趙雲とは、そういった存在だったのではないでしょうか。とても優秀で、主に長く使える忠臣で、どこまでも瀟洒で、数多の戦場で無敗で。それでありながら、人のようにたった一つの傷で命を落とす。民間伝承に込められたのは、もしかしたら趙雲もまた「人」である、という考えではないかと思うのです。蜀を長く支えた名将、まるで欠点がないような人物、されども、間違いなく人であった。
人々は趙雲を敬愛し、尊敬し、それで尚、もしかしたらあのようになれるかもしれない。そういう一線を趙雲に抱いたからこそ、趙雲の死因に「出血死」があるのではないかと思ったのです。
三国志ライター センのひとりごと
割と関羽やら張飛やら。
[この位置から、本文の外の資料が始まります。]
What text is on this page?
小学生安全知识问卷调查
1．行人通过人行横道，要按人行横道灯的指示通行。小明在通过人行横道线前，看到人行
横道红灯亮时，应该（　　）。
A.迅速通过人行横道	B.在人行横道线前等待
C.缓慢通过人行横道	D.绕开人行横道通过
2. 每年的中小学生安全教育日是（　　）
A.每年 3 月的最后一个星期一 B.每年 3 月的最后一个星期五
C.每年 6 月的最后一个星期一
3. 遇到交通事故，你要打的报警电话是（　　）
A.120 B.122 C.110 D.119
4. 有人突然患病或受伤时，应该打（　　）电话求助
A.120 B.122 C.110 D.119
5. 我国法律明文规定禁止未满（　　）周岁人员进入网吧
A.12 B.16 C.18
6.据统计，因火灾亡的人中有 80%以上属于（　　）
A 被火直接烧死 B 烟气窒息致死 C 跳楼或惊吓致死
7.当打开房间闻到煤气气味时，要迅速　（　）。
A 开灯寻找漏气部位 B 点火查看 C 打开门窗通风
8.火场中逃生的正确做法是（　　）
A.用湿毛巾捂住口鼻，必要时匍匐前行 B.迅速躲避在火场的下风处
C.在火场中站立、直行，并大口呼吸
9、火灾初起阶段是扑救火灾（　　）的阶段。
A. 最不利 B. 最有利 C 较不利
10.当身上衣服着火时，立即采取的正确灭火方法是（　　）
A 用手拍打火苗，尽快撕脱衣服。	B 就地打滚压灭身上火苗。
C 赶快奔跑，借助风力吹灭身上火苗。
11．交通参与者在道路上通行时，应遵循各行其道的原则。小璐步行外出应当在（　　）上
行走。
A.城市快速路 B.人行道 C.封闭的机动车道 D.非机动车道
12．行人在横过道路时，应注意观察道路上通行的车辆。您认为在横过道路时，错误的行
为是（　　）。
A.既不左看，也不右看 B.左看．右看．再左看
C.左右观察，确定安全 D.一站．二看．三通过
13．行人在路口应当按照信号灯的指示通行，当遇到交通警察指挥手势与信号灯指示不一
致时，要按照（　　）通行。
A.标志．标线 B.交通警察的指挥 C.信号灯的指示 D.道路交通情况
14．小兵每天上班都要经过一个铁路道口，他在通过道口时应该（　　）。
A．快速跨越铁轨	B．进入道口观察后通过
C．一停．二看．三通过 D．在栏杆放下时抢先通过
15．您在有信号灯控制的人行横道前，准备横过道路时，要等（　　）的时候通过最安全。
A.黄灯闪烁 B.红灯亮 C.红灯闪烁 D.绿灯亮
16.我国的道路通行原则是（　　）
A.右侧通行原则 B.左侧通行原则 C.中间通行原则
問題点を抱えている武将たちの中で、趙雲は劉備と長い付き合いながら大きな問題は起こさず、しかしずっと真摯に仕えていた極めて優秀な武将であると思います。
そんな趙雲は人々の憧れであり、それでいて人から離れすぎない、目標のような、人生の指針のような存在だったのではないでしょうか。
憧れはしても、どうかいつか届くような存在であってほしい。趙雲の死因から、そんな人々の思いを考えてみた筆者でした。どぼーん。